A questa stagione risalgono i primi mosaici parietali destinati a decorare, nei giardini, fonti racchiuse da una o tre nicchie incrostate di conchiglie e lucenti tessere di pasta vitrea, luoghi appartati consacrati al culto e al ricordo delle Muse, divine custodi della memoria e della sapienza. Dal nome di queste fonti, Musaea, deriva il termine mosaico: l’arte votata alle Muse.

 

Il Mosaico Bizantino

La signoria di Roma sul Mediterraneo e l’Europa (27 a.C.–393 d.C.) segna la capillare diffusione del mosaico in ogni provincia e l’affermarsi di molteplici orientamenti stilistici. D’impronta ellenista permane il mosaico pavimentale del Mediterraneo orientale, orchestrato come un unico quadro posto al centro della composizione ed esaltato dalle fasce decorative, mentre quello occidentale tende a orientare più scene lungo i margini della superficie. In Italia e nelle provincie occidentali si affermano progressivamente una cromia ridotta al bianco e nero che staglia le figure e uno sconfinato repertorio decorativo, mentre sulle coste africane e orientali perdura il primato della figura policroma.

Tre anni dopo la proibizione di tutti culti precristiani e l’obbligo d’osservare la fede cristiana, l’impero romano si scinde (395 d.C.). Capitale d’Occidente Ravenna (dal 404), d’Oriente Bisanzio, chiamata Costantinopoli in onore di Costantino (280–337 d.C.), primo imperatore cristiano al cui scettro si deve tra l’altro il rivestimento musivo dei luoghi sacri di Gerusalemme e l’esenzione fiscale per i mosaicisti, “perché possano perfezionarsi nella loro arte e trasmetterla ai figli”. La dottrina cristiana in quest’epoca è impegnata ad assimilare la filosofia, la cultura, la tecnica e il repertorio figurativo della civiltà greco romana.

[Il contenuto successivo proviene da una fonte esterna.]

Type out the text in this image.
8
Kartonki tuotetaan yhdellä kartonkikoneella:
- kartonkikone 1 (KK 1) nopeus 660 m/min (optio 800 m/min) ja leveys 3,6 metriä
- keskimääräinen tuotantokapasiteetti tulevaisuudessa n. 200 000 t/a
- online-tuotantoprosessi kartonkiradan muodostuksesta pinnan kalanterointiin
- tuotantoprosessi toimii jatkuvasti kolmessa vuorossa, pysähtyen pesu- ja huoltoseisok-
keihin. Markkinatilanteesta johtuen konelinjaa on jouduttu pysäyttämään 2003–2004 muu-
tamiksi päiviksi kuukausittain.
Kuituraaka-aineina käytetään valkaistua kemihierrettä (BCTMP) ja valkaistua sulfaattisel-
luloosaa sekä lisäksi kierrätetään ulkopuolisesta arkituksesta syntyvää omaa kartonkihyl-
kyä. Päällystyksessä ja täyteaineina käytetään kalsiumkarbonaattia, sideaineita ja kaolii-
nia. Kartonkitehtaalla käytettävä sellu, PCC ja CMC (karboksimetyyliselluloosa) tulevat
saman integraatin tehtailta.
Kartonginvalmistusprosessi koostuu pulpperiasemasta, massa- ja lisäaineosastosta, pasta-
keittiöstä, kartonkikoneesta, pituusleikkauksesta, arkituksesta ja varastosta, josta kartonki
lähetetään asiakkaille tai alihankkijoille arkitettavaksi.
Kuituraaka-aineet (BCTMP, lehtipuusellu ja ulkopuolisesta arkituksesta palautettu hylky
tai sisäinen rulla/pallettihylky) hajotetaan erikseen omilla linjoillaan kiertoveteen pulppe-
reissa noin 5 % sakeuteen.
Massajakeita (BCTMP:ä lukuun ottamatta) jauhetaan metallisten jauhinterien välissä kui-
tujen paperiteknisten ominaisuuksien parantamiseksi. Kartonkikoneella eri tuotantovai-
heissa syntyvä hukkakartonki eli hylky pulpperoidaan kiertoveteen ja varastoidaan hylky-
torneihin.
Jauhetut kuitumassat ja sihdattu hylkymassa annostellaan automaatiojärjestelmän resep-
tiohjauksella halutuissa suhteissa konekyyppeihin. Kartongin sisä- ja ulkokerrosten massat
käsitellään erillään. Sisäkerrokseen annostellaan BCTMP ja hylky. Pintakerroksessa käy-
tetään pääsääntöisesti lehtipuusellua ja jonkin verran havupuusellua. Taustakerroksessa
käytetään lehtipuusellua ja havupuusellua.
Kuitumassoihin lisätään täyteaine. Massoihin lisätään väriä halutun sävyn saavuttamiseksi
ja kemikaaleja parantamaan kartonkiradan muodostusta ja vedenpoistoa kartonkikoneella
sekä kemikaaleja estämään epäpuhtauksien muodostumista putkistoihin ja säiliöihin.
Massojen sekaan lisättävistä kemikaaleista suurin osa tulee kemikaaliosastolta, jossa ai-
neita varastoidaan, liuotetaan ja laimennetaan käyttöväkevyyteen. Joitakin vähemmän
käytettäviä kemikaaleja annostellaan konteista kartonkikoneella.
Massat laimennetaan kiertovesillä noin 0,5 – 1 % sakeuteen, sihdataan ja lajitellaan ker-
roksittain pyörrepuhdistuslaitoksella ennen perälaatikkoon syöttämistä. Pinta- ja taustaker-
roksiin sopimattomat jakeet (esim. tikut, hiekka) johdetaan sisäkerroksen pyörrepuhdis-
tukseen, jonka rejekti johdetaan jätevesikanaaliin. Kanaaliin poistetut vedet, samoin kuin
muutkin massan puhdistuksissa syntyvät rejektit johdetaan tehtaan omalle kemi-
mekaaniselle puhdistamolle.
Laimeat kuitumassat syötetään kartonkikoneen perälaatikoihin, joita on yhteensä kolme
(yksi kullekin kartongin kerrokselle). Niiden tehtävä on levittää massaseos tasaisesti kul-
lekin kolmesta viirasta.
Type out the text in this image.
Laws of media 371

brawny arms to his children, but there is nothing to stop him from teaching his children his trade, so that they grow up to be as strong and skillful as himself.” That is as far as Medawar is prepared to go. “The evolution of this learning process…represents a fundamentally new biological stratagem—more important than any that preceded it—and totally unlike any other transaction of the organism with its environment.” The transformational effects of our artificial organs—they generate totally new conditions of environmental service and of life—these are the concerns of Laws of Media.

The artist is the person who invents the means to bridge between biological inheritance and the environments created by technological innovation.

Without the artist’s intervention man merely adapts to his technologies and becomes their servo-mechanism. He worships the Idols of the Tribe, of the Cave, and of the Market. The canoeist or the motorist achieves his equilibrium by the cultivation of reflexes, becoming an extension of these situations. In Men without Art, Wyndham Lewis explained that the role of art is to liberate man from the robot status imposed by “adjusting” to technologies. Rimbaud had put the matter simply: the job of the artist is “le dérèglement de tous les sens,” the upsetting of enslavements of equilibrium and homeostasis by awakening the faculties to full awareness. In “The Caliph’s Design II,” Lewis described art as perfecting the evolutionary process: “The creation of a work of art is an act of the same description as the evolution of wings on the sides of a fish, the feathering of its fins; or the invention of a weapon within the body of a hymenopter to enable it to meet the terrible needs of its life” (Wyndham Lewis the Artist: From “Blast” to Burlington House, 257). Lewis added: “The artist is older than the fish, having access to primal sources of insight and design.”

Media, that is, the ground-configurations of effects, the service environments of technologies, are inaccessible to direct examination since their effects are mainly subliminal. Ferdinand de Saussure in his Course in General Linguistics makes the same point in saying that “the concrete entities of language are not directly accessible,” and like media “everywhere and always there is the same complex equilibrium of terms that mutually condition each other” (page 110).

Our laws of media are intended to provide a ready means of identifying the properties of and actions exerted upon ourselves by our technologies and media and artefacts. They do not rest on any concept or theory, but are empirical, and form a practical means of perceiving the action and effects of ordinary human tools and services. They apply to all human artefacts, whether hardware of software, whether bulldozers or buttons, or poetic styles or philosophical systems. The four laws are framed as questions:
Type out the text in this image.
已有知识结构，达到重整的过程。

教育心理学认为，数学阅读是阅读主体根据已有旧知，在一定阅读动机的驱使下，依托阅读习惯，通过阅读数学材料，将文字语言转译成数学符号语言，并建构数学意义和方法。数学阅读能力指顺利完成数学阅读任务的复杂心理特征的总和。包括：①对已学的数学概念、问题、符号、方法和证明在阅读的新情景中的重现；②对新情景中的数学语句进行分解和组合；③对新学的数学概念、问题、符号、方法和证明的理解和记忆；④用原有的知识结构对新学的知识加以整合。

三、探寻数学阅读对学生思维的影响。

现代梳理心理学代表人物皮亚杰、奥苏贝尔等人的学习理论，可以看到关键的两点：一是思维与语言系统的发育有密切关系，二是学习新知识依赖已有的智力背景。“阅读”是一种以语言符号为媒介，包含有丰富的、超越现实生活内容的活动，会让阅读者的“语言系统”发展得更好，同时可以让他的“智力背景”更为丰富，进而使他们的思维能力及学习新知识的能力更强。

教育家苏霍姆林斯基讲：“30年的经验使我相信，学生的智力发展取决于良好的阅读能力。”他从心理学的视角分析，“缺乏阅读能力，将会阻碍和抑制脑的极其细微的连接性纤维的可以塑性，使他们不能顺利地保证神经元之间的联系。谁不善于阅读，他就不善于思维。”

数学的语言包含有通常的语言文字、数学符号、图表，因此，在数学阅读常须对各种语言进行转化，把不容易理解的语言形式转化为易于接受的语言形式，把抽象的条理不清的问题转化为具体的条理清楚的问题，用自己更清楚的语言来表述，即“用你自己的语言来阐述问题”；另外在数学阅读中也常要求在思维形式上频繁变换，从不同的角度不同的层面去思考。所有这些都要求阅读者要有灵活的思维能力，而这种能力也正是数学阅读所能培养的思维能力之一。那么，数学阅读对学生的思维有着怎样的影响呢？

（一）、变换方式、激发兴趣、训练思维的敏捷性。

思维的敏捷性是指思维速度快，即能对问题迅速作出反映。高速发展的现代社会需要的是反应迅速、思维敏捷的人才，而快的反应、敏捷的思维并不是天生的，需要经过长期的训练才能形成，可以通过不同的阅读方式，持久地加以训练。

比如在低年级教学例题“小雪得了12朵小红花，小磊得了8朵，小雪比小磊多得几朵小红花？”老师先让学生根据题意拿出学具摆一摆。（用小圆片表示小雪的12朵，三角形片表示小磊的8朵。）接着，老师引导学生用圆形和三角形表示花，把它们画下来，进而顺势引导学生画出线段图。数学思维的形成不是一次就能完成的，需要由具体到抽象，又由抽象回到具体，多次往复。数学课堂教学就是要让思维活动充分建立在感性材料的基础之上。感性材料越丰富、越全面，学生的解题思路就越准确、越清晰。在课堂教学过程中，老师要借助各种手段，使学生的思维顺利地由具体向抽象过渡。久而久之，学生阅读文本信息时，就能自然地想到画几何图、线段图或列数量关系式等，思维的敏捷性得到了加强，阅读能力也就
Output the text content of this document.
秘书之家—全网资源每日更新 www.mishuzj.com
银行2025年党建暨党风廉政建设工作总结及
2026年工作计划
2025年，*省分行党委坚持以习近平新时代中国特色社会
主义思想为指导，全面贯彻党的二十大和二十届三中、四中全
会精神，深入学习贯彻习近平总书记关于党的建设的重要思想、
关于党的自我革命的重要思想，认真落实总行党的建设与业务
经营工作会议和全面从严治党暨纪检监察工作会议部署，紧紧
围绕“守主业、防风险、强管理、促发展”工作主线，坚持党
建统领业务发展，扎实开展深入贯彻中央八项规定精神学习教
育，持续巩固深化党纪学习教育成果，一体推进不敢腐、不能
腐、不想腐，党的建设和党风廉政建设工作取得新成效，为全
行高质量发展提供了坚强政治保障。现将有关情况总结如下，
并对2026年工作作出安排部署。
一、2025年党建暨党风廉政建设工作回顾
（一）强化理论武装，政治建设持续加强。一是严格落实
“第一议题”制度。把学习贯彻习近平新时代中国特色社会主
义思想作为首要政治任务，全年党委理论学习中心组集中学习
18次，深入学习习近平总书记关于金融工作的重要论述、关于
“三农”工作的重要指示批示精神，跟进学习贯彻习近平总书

La grande stagione del mosaico bizantino, che culmina durante l’impero di Giustiniano (527–565 d.C.), coincide con il primato del mosaico parietale di smalti e paste vitree e l’affermarsi di nuovi principî formali e stilistici sapientemente innestati su motivi figurali greco romani. La narrazione s’avvale d’un ridotto numero di figure per ragioni di chiarezza e tende a privilegiare la figura dell’analogia e il simbolo: Cristo, per esempio, è presentato con le vesti e gli apparati dell’imperatore; il blu, alla sua prima apparizione nell’arte dell’Occidente, allude alle qualità dell’anima, l’oro a quelle dello spirito. La tessera, non più costretta nel piano del pavimento, tagliata ora con minore regolarità e posta con inclinazioni diverse, consente una più viva modulazione della luce e del colore, enormemente arricchita dalla gamma degli smalti. Il principio di rispettare la planitudine della parete architettonica comporta la definitiva rinuncia a uno spazio prospettico e il conseguente uso di vivi contrasti cromatici per suggerire sinteticamente la profondità. Ciò conduce all’abbandono dell’asse cromatico greco, basato su un sistema tonale di rossi e gialli e il nero, e della resa lineare dello spazio: in luogo di una veduta descrittiva e ottica, il mosaico bizantino propone una visione sintetica e mentale. Questa radicale metamorfosi non resterà senza esiti: costituirà la necessaria premessa dell’arte del Novecento.